Focuses on Fiscal Integrity
  • Reduces taxpayer funded debt by repaying $128M in bonds owed on two state facilities
  • Provides cash funding for nearly $225M in state and university capital projects
    o Cash funding will save taxpayers nearly $160M (or 41%) versus debt financing
  • Maintains strong reserve balances at or above 12.5% of annual operating revenues in both years of the biennium
  • Preserves strong structural budget surpluses of over $100M in FY 2014 and $275M in FY2015
Protects Hoosier Taxpayers
  • Provides the largest tax cut in Indiana history
    o When fully implemented, the tax cut package will reduce taxes by $650M+ per year
    o Immediately repeals the death tax (effective January 1, 2013)
    o Cuts the individual income tax rate by 5%
    - Rate will lower to 3.3% in TY 2015 and 3.23% in TY 2017
  • Phases down the financial institutions tax rate to 6.5% over four years and allows for the continued phase‐down of the corporate income tax rate
Invests in Education
  • Increases K-12 education funding by $390M over the biennium
    o K‐12 appropriations exceed pre‐recession funding levels
    o K‐12 tuition support increased by 2% in FY14 and 1% in FY15
  • Provides an additional $30M for K‐12 performance funding in FY15
  • Provides funding to repay charter school start-up loans
  • Creates an Early Education Matching Grant program funding Pre-K education at $2M per year for low-income children
  • Invests an additional $190M over the biennium for higher education
  • Increase funding for student financial aid by $75M over the biennium
Builds and Maintains Infrastructure
  • Provides an additional $215M per year in funding for state and local roads and bridges
    o 47% of the funds will be directed to local units with no strings attached
  • Reserves $400M in the Major Moves 2020 Fund over the biennium for future transportation infrastructure needs
Boosts the Hoosier Economy
  • Increases funding for key workforce development programs such as the Skills Enhancement Fund and adult education over the biennium
  • Funds new innovative initiatives such as the Indiana Career Council, Indiana Works Councils, the Work Indiana program and the Indiana Biosciences Research Institute
Protects the Vulnerable
  • Provides an additional $35M per year to the Department of Child Services for staff and improved behavioral and mental health services; fully funds the Medicaid forecast; and increases funding for a variety of programs that serve Hoosiers in need
“Jobs and education were the General Assembly’s top priorities this session.
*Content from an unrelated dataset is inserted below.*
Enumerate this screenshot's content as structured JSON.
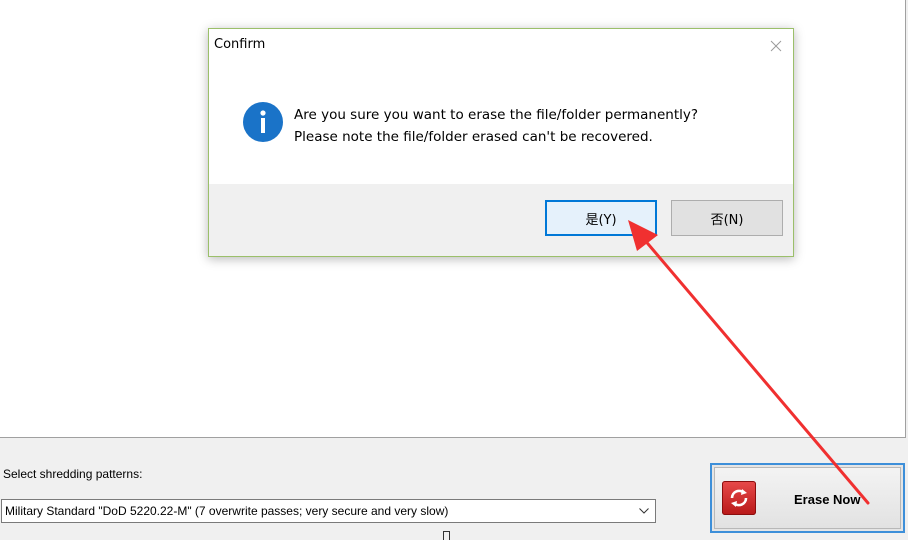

The next budget for Indiana keeps the state on a conservative path by providing a historic tax cut, additional funding for education and infrastructure and less of a debt burden for future generations,” said Rep. P. Eric Turner (R-Cicero). “As a member of Ways and Means, our goal was to chart a course for the state that put more money in the pockets of taxpayers, while always having prudent reserves in place for critical government functions. After four months of work, we have succeeded in accomplishing these tasks for the betterment of our state, now and in the future.”